Langit Bogor saat ini tak sehebat kemarin, murung dengan banyak awan di setiap tepinya. Hitam seperti jelaga dan berarak menjuntai hingga seperti tangan yang mencari pegangan. Sebentar lagi tentu akan hujan, dan langit biru kembali tampak…
Aku tentu tak akan rela jika kemurunganmu disamakan dengan awan. Awan hadir dan bisa menggelapkan semua isi bumi, gelap jadinya. Awan pun tak enak dipandang karena di sana tersimpan sengatan berbahaya yang mematikan, halilintar. Tak semua bernada minor memang, karena awan mengahasilkan hujan dan bumi menjadi basah karenanya.
Seperti cuaca yang sulit ditebak, aku tak pernah tahu keberadaanmu kini. Semua jalur komunikasi untuk bertanya tentangmu kuhindari, aku tak mau jadi duri dalam hidupmu. Sepeninggalmu, apakah masih serajin dulu engkau membuka laman demi laman ‘rumah’ ini atau tidak. Engkau sama sekali tak meninggalkan jejak itu. Aku yang berjanji untuk meninggalkan rumah ini, malah engkau yang terlebih dahulu berlalu. Aku kembali datang, sejatinya karena aku tak bisa membiarkan hidupmu merasa tak nyaman. Aku memang pantas berdamai dengan keadaan!
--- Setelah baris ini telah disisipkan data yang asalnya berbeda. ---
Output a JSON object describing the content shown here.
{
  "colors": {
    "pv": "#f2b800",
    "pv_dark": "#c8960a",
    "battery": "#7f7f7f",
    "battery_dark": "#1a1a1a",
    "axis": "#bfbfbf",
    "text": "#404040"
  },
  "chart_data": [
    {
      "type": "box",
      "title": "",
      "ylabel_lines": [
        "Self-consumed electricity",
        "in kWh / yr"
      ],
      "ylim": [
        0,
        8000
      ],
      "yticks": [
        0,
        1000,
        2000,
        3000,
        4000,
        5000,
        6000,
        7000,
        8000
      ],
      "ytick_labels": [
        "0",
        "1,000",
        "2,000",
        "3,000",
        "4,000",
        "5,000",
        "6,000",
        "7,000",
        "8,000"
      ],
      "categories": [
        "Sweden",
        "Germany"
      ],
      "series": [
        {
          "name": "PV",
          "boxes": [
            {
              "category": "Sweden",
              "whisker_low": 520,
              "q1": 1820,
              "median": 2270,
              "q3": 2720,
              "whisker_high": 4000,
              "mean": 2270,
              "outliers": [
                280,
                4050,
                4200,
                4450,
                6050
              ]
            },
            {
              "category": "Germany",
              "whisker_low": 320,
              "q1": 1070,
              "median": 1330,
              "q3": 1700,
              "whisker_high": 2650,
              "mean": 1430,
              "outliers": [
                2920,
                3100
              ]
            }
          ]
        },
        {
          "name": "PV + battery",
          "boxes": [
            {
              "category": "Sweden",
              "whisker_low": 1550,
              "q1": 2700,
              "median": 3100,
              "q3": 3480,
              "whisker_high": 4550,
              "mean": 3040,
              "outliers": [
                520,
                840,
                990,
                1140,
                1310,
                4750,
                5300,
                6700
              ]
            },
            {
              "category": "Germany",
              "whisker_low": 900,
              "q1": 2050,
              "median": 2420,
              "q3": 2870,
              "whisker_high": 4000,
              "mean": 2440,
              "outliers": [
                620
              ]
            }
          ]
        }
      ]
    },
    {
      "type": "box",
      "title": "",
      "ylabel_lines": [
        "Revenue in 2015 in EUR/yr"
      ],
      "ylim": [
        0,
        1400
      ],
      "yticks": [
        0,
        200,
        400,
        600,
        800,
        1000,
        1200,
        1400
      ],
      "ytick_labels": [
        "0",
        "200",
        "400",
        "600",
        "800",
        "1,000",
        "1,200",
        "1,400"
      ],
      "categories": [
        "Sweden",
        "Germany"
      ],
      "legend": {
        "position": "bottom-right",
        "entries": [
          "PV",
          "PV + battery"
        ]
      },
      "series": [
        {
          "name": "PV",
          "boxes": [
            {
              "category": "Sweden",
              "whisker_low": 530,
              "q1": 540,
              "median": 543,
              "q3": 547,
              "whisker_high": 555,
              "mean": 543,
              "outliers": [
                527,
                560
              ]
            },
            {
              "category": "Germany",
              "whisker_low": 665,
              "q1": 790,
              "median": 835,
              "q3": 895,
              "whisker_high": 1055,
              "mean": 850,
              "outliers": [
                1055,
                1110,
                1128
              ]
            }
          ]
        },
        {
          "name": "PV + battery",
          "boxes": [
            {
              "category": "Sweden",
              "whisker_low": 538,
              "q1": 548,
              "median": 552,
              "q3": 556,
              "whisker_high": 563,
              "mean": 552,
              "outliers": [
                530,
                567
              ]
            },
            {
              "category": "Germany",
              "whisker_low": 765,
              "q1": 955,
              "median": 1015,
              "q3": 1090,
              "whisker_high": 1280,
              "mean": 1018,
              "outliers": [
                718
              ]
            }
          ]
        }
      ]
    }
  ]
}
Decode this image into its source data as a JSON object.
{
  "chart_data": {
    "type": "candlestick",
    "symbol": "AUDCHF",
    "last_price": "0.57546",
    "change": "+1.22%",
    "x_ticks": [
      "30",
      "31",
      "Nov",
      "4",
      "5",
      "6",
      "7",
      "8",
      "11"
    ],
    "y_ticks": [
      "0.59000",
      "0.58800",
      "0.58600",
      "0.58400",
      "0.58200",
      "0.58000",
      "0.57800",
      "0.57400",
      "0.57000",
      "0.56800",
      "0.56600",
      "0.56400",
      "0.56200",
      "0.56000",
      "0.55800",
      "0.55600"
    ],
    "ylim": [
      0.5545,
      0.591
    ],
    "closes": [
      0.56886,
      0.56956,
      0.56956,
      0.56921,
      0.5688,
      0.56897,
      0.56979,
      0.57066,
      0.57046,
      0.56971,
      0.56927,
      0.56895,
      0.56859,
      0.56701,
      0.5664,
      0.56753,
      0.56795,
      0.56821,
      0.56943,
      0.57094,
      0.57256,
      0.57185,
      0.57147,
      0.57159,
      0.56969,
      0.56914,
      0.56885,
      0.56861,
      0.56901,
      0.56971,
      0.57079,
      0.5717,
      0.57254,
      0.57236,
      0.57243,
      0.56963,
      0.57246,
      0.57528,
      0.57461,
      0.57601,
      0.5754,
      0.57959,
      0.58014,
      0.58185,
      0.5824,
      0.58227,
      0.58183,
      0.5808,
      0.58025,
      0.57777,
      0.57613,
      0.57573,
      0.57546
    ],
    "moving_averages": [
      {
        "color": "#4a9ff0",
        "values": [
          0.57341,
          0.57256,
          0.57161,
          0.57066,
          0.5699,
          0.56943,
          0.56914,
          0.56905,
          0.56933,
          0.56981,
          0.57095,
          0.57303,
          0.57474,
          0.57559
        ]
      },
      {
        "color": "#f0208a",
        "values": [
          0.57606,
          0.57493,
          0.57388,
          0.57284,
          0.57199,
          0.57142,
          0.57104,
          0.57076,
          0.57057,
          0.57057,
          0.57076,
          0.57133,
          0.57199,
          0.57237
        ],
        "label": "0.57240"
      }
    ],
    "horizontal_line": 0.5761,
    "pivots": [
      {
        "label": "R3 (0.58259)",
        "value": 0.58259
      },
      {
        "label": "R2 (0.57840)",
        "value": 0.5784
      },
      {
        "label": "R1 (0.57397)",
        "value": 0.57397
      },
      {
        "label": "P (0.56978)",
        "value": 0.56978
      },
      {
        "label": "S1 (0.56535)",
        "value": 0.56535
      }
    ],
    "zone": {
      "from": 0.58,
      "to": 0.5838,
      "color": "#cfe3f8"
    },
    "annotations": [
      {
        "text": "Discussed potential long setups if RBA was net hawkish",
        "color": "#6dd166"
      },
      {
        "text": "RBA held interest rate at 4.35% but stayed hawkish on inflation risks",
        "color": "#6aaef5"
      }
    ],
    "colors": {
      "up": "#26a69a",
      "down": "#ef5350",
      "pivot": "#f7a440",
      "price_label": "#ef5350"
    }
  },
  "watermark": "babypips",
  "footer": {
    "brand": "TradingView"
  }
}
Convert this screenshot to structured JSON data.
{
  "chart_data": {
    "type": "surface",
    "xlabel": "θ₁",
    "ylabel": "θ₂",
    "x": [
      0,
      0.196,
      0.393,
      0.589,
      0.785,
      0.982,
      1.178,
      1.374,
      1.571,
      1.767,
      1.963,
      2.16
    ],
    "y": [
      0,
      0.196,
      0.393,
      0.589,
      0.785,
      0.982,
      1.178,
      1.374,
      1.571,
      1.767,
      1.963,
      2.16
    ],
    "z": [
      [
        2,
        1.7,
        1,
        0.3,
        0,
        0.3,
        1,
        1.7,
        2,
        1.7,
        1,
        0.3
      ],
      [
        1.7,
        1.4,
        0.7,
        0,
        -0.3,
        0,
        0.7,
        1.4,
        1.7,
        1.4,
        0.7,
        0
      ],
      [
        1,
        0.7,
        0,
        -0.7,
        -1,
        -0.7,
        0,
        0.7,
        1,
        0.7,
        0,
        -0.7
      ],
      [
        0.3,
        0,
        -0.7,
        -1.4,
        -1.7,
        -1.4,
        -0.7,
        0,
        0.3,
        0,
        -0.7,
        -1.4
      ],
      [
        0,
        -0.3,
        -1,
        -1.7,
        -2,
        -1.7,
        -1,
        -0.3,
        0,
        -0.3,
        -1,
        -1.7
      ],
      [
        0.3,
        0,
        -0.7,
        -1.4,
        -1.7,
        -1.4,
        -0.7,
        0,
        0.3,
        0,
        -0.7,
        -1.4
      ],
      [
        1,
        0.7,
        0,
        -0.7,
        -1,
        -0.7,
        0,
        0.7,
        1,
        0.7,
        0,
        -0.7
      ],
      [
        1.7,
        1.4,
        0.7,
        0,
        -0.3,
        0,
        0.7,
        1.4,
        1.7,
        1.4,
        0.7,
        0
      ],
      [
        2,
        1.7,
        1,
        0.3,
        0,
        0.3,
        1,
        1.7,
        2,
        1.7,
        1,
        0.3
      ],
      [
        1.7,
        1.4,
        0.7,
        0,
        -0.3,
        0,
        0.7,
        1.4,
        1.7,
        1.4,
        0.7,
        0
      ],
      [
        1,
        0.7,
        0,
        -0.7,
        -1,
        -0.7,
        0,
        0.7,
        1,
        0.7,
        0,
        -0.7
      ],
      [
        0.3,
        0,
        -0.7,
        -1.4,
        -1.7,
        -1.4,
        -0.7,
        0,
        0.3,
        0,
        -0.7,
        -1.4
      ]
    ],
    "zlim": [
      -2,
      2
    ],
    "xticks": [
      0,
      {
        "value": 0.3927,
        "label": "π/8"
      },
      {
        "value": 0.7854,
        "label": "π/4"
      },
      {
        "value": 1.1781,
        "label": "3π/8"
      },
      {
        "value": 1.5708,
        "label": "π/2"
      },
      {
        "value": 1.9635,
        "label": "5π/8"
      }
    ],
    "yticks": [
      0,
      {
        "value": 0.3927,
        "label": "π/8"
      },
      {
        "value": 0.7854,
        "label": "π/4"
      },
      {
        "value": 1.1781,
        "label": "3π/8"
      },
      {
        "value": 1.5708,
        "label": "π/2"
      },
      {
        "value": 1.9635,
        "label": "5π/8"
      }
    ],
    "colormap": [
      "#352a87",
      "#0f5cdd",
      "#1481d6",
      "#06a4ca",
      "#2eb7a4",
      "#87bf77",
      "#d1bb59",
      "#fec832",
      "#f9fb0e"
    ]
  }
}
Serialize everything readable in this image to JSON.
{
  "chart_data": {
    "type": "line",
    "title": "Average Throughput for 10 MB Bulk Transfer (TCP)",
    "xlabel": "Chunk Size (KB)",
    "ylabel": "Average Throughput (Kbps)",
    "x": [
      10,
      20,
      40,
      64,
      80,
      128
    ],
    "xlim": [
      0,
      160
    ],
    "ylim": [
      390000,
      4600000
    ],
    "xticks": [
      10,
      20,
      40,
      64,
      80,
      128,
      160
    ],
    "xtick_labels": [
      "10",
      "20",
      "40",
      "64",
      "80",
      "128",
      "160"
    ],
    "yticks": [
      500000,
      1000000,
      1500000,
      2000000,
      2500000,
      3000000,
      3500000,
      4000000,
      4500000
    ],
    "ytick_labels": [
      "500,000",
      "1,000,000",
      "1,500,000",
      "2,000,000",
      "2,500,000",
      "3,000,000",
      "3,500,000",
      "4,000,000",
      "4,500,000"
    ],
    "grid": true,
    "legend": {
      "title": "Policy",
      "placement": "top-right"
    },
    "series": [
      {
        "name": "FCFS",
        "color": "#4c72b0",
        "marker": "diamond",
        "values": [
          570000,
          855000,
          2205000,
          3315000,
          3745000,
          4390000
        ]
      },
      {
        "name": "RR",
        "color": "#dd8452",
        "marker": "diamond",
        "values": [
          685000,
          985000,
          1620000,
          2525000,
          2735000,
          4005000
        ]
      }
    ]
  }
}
Catatan ini kurekam dalam ingatan. Langit Bogor yang katanya murung jadi saksi ketika langkah menggiring kaki menuju sebuah tempat. Coba baca dengan perlahan prosa ini!
Langkah kakiku mulai senja
terbirit-birit aku mencari tepian
sesaat saja agar aku bisa berteduh
dari rasa lelah yang mengejarku
Bersandar pada pijakan daun pintu lapuk
ngilu sendiku berujar, "sudah terkunci"
aku mencarai khabar tentangmu
tak jua kutemukan jejakmu
Tanganku menggigil dalam dingin
sebentar saja aku ingin meraba hatimu
tentu tak bisa karena engkau tetap sembunyi
dalam janji yang kau buat sendirian
Hela nafasku tersimpan rapat di dalam rongga
sesekali aku beradu cepat dengan ingatan
lekaslah hujan supaya langit tak lagi kelabu
aku sudah menunggumu sebagai sahabat seperti yang kau mau
Aku rupanya tak sendirian...
aku merasakan engkau selalu hadir
membaca dan menikmati isi pikiran ini
engkau jangan bilang mau pergi
dengan sembunyipun aku rasakan DATANGMU itu!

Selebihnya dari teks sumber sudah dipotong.